Selon France Nature Environnement, la page Facebook de Clipper France, comme le catalogue, associent de façon systématique la possibilité de réutiliser ses briquets à la sauvegarde de l’environnement. Il s’agit, d’une part, d’un dessin de briquet associé à l’image d’une feuille verte représentant une flamme (que l’on retrouve sur le catalogue, les PLV et même les emballages des briquets), d’autre part, du logo qui associe le terme « jetable » a une feuille de couleur verte, présente sur toutes ses PLV et emballages de produits commercialisés en France.

L’association en déduit que la communication de la marque Clipper cherche ainsi à associer la possibilité qui est offerte de réutiliser son briquet en rechargeant la pierre et le gaz qu’il contient et la protection de l’environnement qui en résulterait, sans toutefois jamais fournir la moindre indication précise concernant cet impact supposé.
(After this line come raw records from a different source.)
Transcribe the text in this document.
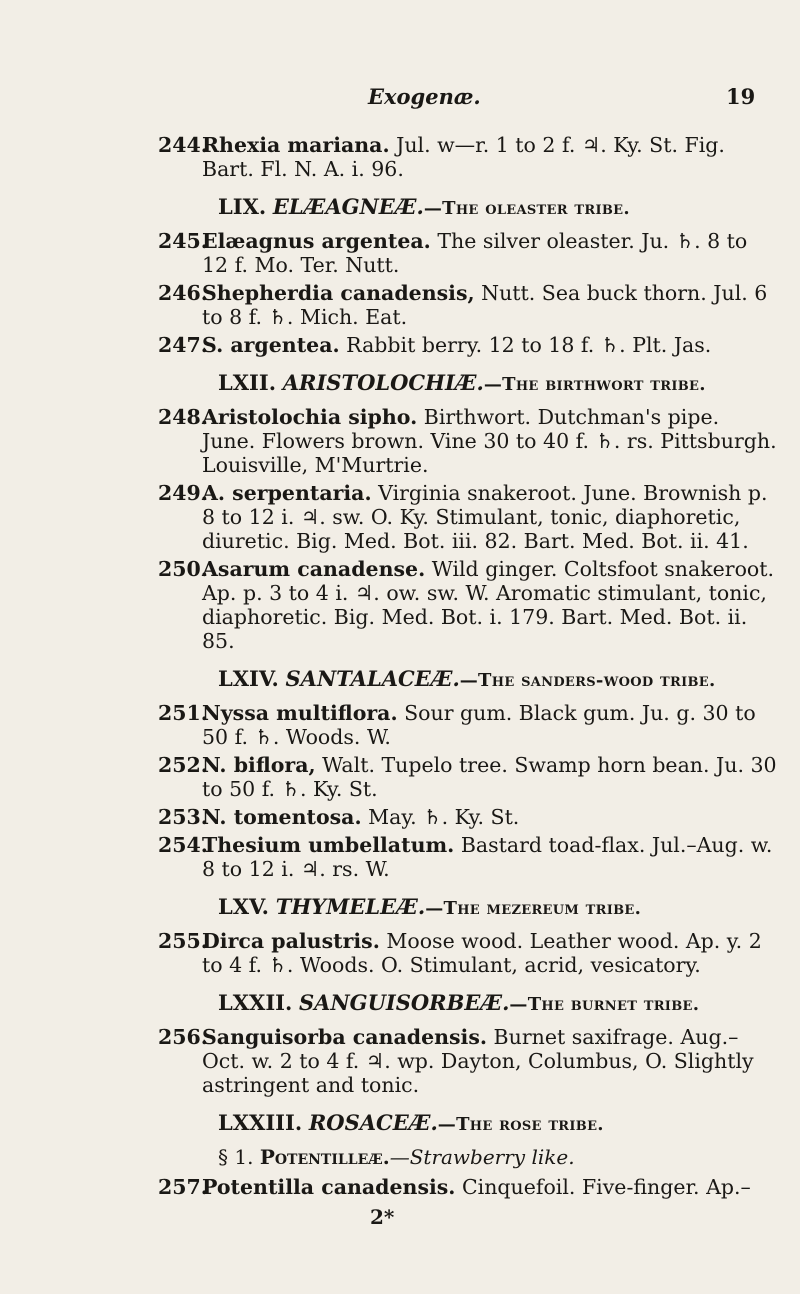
Exogenæ.	19
244.Rhexia mariana. Jul. w—r. 1 to 2 f. ♃. Ky. St. Fig. Bart. Fl. N. A. i. 96.
LIX. ELÆAGNEÆ.—The oleaster tribe.
245.Elæagnus argentea. The silver oleaster. Ju. ♄. 8 to 12 f. Mo. Ter. Nutt.
246.Shepherdia canadensis, Nutt. Sea buck thorn. Jul. 6 to 8 f. ♄. Mich. Eat.
247.S. argentea. Rabbit berry. 12 to 18 f. ♄. Plt. Jas.
LXII. ARISTOLOCHIÆ.—The birthwort tribe.
248.Aristolochia sipho. Birthwort. Dutchman's pipe. June. Flowers brown. Vine 30 to 40 f. ♄. rs. Pittsburgh. Louisville, M'Murtrie.
249.A. serpentaria. Virginia snakeroot. June. Brownish p. 8 to 12 i. ♃. sw. O. Ky. Stimulant, tonic, diaphoretic, diuretic. Big. Med. Bot. iii. 82. Bart. Med. Bot. ii. 41.
250.Asarum canadense. Wild ginger. Coltsfoot snakeroot. Ap. p. 3 to 4 i. ♃. ow. sw. W. Aromatic stimulant, tonic, diaphoretic. Big. Med. Bot. i. 179. Bart. Med. Bot. ii. 85.
LXIV. SANTALACEÆ.—The sanders-wood tribe.
251.Nyssa multiflora. Sour gum. Black gum. Ju. g. 30 to 50 f. ♄. Woods. W.
252.N. biflora, Walt. Tupelo tree. Swamp horn bean. Ju. 30 to 50 f. ♄. Ky. St.
253.N. tomentosa. May. ♄. Ky. St.
254.Thesium umbellatum. Bastard toad-flax. Jul.–Aug. w. 8 to 12 i. ♃. rs. W.
LXV. THYMELEÆ.—The mezereum tribe.
255.Dirca palustris. Moose wood. Leather wood. Ap. y. 2 to 4 f. ♄. Woods. O. Stimulant, acrid, vesicatory.
LXXII. SANGUISORBEÆ.—The burnet tribe.
256.Sanguisorba canadensis. Burnet saxifrage. Aug.–Oct. w. 2 to 4 f. ♃. wp. Dayton, Columbus, O. Slightly astringent and tonic.
LXXIII. ROSACEÆ.—The rose tribe.
§ 1. Potentilleæ.—Strawberry like.
257.Potentilla canadensis. Cinquefoil. Five-finger. Ap.–
2*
France Nature Environnement estime donc que les publicités et énonciations litigieuses contreviennent de manière évidente aux principes déontologiques établis par l’Autorité de Régulation Professionnelle de la Publicité (ARPP) et par ceux établis par la Chambre de Commerce Internationale (CCI).

Enfin, l’association relève que sur la page de son site Internet (Clipper.eu), la marque Clipper se présente comme une marque qui se soucie particulièrement de l’environnement. Dans la rubrique consacrée aux valeurs de la marque, trois propriétés sont mises en avant pour caractériser les briquets : « uniques, sûrs et écologiques ».

S’agissant du critère « écologique », la marque Clipper le justifie en arguant du fait que chaque année, des milliards de briquets jetables sont vendus qui consomment un nombre important de ressources naturelles. Elle ajoute que « CLIPPER est le seul briquet véritablement rechargeable, le seul briquet en plastique réutilisable. Il vaut toujours mieux recharger que jeter ».

L’association plaignante relève qu’aucune de ces assertions n’est étayée d’une démonstration chiffrée et précise comme le prévoit l’article 3.6 de la recommandation thématique développement durable. En particulier, la société Flamagas affirme que son briquet est le seul « véritable briquet rechargeable » et le « seul briquet réutilisable » mais ne fournit aucun élément chiffré permettant de vérifier la réalité de cette assertion. Ainsi, selon l’association plaignante :

  • Aucune information précise n’est ainsi fournie concernant la réutilisation « effective » des briquets plastiques vendus sous la marque Clipper, ni combien de fois ils peuvent être rechargés en respectant les normes techniques et de sûreté existantes.
  • Aucune indication n’est donnée sur les pollutions générées par le processus de recharges lui-même (fabrication, transport et élimination des recharges de gaz et de pierres), ni sur le devenir des briquets plastiques en fin de cycle.
  • Dans sa vidéo promotionnelle, Flamagas, introduit le concept du « briquet non jetable » censé répondre aux rejets massifs de plastique dans l’environnement. Or, d’un strict point de vue juridique, aucun produit ne peut revendiquer son statut « non jetable » par destination.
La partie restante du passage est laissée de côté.